Soru 2: İş mahkemesi davaları ne kadar sürer? Cevap: İş mahkemesi davalarının süresi, davanın karmaşıklığına, delillerin toplanma sürecine, bilirkişi incelemesi gerektirip gerektirmediğine ve mahkemenin iş yüküne göre değişir. Basit işçilik alacakları davaları 6-12 ay içinde sonuçlanabilirken, iş kazası tazminat davaları gibi karmaşık davalar 2-3 yıl sürebilir. Ayrıca, istinaf ve temyiz süreçleri de eklendiğinde, toplam yargılama süresi uzayabilir.
Soru 3: İş mahkemesinde davayı kaybedersem, karşı tarafın avukatlık ücretini ödemek zorunda mıyım? Cevap: Evet, davayı kaybeden taraf, kazanan tarafın avukatlık ücretini (vekâlet ücreti) ödemek zorundadır. Ancak, işçilik alacakları davalarında, işçi kısmen haklı çıksa bile, reddedilen kısım için avukatlık ücretine hükmedilmez. Bu, işçi lehine yorum ilkesinin bir sonucudur.
Soru 4: İşyerinde yaşadığım bir sorun için doğrudan iş mahkemesine başvurabilir miyim? Cevap: Hayır, işçilik alacakları ve işe iade talepleri için doğrudan iş mahkemesine başvuramazsınız. 7036 sayılı Kanun gereği, bu tür talepler için önce arabulucuya başvurmanız zorunludur. Arabuluculuk sürecinde anlaşma sağlanamazsa, arabulucunun düzenlediği son tutanak ile birlikte iş mahkemesinde dava açabilirsiniz. Ancak, iş kazası ve meslek hastalığı tazminat davaları için doğrudan dava açabilirsiniz.
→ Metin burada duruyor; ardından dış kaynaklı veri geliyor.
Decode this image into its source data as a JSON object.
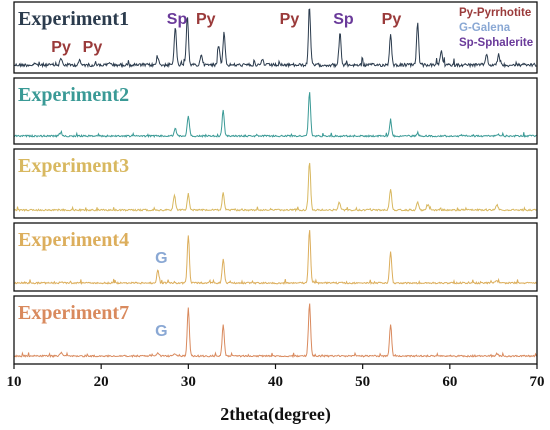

Soru 5: İş mahkemesinde açacağım dava için ne kadar harç ödemem gerekir? Cevap: İş mahkemelerinde açılan davalar için başvuru harcı ve nispi karar ve ilam harcı ödenir. Ancak, işçi tarafından açılan davalar için başvuru harcı alınmaz, sadece nispi karar ve ilam harcının dörtte biri peşin, kalan kısmı kararla birlikte tahsil edilir. İşverenler ise normal harç tarifesine göre ödeme yapar. Ayrıca, dava değeri asgari ücretin yıllık brüt tutarının iki katını geçmiyorsa, işçi tarafından açılan davalarda adli yardımdan (harçsız dava açma) yararlanılabilir.